The A to Z of Finance

  • 7 months   ago

Finance and credit are two inescapable facts of life. You are almost guaranteed to take out a credit-related product at some point in your life, whether it be a mortgage, buying a car or a simple cash loan

 

 

Despite this, so many consumers out there do not understand what basic finance-related terms mean or how these terms will affect them. This misunderstanding becomes an issue when the consumer applies for a loan or other credit-related product. This really becomes a problem when consumers enter into a loan contract they do not understand or are unhappy with. 

To make things a little easier, here are a few common loan features and terms you will see in most loan contracts. 

Interest 

The interest rate is usually an annual rate charged to the borrower. Interest is, essentially, what you repay the lender on top of your principal amount. This is how lenders make money and are able to stay profitable and keep lending. 

Obviously, the higher the interest rate, the more you will repay in total. Moreover, the longer your loan stays active, the more interest you will repay.  It is, therefore, important you always consider the interest rate when comparing payday loan products

Interest rates may come as both fixed and variable. As you may have already guessed, fixed interest rates stay the same and variable rates are subject to change. Both come with their own benefits and drawbacks.

Finally, most lenders will also charge additional fees on top of your interest. These may come as account opening or account keeping fees and are separate charges to interest.

Loan term

Sometimes referred to as the repayment terms. Essentially, this is how long you are given to repay your loan. 

Shorter loan terms let you settle your debt sooner and potentially pay less interest overall. Despite this, short repayment terms can often result in expensive repayments that may be hard to manage. 

On the other hand, loans with longer repayment terms may be more manageable. Your regular repayments may be lower, and you could fit them around your day-to-day life. However, longer terms will result in more overall interest paid. 

Security

Security, or collateral, is an asset used by the consumer to guarantee a loan. In simpler terms, the lender can repossess and sell this asset if the borrower cannot repay their loan. Furthermore, an asset is an item of value owned by the consumer.

Loans backed by an asset are known as secured loans. If the borrower fails to pay their loan or negotiate a resolution, the lender will repossess this asset to recover some of their losses. Attaching security to a loan product reduces the level of risk for the lender, so your chances of approval may be increased. 

Unsecured loans are, as the name suggests, not backed by an asset. If the borrower cannot repay their loan, the lender is unable to repossess any asset. This does not mean you are without recourse; lenders will often pass failed unsecured loans onto debt collectors and your credit score will take a knock. 

Guarantor

A guarantor acts in a similar way to security. Put simply, they guarantee a loan for somebody else. 

So, if a consumer fails to repay their loan, the guarantor is now legally responsible for settling the other person’s debts. 

Comparison rate

A comparison rate is a useful tool for comparing loan products from different lenders. In short, these rates factor in most of the fees and charges associated with a loan, as well as the interest rate. 

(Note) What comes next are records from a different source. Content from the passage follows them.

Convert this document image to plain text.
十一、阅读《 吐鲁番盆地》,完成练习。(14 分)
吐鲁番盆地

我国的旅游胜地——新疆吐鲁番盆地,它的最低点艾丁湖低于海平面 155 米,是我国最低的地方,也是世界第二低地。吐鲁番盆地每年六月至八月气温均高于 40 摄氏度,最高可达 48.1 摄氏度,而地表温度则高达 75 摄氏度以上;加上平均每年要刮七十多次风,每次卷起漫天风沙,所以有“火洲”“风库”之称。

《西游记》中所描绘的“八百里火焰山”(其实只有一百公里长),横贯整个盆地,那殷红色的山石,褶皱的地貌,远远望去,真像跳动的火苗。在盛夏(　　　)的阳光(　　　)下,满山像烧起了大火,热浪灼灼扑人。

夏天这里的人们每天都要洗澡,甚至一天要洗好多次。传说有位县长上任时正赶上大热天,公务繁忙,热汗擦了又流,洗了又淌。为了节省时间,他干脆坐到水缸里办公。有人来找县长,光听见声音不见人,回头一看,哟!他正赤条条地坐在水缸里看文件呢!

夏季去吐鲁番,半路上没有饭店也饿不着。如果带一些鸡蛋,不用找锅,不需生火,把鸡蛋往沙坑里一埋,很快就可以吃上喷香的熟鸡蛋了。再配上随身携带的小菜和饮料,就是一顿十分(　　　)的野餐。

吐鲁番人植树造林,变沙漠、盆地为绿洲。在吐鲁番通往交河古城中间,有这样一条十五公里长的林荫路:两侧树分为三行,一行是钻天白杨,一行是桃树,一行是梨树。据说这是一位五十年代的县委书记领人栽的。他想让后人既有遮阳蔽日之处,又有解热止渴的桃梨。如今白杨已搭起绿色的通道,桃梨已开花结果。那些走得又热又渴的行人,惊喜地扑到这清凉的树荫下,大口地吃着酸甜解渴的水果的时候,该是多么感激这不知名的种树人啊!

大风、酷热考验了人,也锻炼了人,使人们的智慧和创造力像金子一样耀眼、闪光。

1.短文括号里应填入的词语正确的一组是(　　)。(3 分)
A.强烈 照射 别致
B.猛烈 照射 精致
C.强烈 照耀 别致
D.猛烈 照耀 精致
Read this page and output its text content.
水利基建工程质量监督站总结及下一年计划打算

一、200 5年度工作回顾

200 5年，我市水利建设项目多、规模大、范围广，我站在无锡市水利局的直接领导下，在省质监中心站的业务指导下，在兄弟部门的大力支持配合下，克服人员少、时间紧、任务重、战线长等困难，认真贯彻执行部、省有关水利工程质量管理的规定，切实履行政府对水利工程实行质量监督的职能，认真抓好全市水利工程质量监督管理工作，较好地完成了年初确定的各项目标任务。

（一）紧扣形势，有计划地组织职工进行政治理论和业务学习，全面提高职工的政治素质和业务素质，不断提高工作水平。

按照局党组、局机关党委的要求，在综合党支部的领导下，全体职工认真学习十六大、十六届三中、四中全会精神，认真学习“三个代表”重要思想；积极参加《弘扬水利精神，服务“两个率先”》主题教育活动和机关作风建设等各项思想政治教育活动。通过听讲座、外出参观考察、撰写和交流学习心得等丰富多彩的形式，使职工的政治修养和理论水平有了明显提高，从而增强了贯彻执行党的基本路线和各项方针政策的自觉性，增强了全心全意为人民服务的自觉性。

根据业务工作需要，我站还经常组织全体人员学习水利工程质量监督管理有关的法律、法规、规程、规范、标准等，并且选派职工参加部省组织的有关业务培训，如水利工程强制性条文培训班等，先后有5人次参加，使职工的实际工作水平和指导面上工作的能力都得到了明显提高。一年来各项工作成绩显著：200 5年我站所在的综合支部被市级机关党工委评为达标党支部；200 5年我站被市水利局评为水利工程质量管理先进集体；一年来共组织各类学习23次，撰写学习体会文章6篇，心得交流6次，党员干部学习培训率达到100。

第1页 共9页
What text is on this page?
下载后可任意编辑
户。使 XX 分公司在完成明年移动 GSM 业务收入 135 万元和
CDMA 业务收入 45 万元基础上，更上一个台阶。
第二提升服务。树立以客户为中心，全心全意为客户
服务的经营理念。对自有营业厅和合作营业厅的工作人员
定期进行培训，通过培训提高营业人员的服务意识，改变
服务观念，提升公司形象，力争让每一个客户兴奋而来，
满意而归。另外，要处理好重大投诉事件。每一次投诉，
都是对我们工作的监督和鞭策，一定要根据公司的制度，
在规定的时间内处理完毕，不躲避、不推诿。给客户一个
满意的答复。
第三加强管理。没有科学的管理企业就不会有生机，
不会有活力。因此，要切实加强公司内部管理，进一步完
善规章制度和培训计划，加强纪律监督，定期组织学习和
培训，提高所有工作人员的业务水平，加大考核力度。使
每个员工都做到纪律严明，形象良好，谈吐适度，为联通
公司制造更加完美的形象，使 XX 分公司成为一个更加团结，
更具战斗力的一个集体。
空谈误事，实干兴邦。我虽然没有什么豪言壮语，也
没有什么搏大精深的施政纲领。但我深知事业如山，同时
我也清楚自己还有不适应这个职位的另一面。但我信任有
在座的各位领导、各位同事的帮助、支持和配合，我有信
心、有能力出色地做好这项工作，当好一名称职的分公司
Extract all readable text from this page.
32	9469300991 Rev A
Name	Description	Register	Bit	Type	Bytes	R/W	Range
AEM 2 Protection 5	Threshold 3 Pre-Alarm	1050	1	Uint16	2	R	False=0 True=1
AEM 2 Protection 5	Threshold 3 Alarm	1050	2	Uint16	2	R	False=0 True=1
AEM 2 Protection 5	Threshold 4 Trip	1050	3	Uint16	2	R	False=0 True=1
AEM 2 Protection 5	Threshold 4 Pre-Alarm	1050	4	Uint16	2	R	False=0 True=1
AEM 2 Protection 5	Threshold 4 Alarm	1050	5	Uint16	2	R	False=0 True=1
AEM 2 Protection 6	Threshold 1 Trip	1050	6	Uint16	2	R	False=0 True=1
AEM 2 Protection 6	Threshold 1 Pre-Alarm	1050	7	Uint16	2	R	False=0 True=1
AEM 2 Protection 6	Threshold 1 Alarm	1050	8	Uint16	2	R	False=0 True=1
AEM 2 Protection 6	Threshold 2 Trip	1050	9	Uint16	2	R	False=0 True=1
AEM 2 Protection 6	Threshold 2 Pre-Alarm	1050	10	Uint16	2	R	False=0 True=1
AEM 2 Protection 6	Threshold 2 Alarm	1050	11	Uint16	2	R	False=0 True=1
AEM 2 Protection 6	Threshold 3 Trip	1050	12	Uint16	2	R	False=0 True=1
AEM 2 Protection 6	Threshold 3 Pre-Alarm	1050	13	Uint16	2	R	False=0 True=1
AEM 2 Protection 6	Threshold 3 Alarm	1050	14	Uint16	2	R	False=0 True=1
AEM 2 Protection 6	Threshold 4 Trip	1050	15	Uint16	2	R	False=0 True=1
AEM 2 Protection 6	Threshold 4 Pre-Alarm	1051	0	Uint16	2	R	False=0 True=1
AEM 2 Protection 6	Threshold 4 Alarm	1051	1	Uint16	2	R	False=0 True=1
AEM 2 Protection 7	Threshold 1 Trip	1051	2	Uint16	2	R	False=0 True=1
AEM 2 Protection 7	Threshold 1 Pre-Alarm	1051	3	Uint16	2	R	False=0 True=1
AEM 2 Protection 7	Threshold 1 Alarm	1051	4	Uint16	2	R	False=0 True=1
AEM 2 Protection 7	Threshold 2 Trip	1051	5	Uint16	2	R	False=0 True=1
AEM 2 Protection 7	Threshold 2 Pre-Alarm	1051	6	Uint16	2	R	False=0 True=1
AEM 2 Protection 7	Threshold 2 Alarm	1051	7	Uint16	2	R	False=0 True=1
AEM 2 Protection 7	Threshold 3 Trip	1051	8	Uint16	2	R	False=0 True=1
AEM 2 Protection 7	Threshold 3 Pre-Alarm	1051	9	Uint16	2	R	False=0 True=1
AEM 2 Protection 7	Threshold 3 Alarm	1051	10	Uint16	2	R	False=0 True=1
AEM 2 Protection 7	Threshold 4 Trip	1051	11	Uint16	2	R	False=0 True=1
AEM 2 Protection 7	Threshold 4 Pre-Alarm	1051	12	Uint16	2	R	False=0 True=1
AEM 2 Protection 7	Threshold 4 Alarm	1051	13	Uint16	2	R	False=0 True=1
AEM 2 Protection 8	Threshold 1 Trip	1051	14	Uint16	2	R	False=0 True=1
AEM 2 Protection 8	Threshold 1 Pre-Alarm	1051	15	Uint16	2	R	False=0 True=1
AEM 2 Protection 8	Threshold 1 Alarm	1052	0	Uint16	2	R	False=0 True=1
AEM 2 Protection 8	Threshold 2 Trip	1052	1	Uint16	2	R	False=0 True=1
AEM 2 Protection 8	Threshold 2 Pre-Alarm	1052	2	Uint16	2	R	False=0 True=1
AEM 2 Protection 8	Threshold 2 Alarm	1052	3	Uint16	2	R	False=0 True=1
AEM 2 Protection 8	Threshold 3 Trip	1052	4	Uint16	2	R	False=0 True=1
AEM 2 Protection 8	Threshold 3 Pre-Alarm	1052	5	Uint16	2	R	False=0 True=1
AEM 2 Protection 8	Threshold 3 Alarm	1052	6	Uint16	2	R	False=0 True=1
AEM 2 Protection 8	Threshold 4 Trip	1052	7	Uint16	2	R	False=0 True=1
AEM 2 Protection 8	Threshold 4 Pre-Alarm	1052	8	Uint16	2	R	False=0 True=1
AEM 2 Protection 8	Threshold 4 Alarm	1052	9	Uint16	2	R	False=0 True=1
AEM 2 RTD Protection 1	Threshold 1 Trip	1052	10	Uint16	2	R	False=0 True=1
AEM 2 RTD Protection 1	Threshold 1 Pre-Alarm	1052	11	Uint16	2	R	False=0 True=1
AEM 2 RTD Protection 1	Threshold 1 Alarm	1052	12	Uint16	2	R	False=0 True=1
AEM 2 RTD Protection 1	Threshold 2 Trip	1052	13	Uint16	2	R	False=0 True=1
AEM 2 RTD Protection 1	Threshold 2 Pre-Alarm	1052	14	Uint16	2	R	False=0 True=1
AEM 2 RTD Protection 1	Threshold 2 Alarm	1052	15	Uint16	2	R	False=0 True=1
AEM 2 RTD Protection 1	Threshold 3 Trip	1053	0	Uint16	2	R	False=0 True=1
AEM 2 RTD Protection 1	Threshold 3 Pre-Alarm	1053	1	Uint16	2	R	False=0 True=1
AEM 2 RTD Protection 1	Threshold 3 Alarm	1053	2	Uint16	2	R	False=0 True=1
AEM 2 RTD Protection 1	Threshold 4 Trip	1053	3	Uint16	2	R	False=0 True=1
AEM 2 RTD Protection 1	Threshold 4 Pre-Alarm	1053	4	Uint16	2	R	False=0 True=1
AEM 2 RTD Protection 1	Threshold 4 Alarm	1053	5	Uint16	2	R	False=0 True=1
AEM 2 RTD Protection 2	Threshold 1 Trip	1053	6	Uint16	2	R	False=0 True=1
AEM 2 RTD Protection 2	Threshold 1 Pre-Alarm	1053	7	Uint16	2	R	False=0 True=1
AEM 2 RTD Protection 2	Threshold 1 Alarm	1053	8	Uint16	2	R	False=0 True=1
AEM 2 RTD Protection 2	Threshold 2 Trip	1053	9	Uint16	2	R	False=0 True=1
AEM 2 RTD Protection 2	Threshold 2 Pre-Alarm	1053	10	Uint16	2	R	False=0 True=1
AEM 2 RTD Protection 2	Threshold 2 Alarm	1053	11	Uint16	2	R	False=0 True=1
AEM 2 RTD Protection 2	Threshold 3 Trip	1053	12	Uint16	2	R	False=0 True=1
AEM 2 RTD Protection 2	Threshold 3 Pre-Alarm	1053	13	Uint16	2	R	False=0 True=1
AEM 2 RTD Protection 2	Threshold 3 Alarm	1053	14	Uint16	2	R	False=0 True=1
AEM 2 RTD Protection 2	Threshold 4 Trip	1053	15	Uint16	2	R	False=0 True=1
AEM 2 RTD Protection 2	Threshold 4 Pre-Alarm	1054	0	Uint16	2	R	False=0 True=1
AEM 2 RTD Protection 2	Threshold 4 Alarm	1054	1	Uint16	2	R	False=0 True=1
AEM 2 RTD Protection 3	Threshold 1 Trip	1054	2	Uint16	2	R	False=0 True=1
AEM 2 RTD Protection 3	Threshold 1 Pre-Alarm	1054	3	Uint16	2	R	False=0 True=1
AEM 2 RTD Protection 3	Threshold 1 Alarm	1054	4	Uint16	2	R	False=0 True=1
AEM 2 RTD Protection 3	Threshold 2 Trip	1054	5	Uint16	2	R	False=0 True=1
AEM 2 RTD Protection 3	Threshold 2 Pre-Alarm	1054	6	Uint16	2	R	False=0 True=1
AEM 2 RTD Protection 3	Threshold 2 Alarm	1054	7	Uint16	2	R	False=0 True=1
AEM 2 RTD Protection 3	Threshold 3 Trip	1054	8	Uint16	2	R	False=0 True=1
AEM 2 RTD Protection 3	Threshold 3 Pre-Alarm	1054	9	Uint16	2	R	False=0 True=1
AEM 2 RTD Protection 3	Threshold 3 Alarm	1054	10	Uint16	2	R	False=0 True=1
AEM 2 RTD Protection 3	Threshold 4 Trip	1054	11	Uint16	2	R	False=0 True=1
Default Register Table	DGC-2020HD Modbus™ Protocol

Keep in mind, comparison rates may not always factor in every possible cost. For example, if you miss a payment you may be charged a dishonour fee. 

While comparison rates make it easy to get an idea of the cost of a loan, they are not gospel. There are a number of other factors you should consider when you’re searching for a loan. 

Before you apply

Always do your research before applying for a loan product. After all, misunderstanding the terms of your contract may result in extra fees and, in the worst-cases, debt spirals or even bankruptcy. 

Check around your local area for any free financial advice. This may come in the form of a Government website, a community hotline or face-to-face advice. Obviously, however, confirm the institution you are dealing with is reputable and qualified. 

These days, there is a mountain of useful information available online. If you aren’t sure about anything, make a quick Google search and you’re sure to find the answers. Alternatively, credit providers should be able to walk you through all aspects before you approve your contract.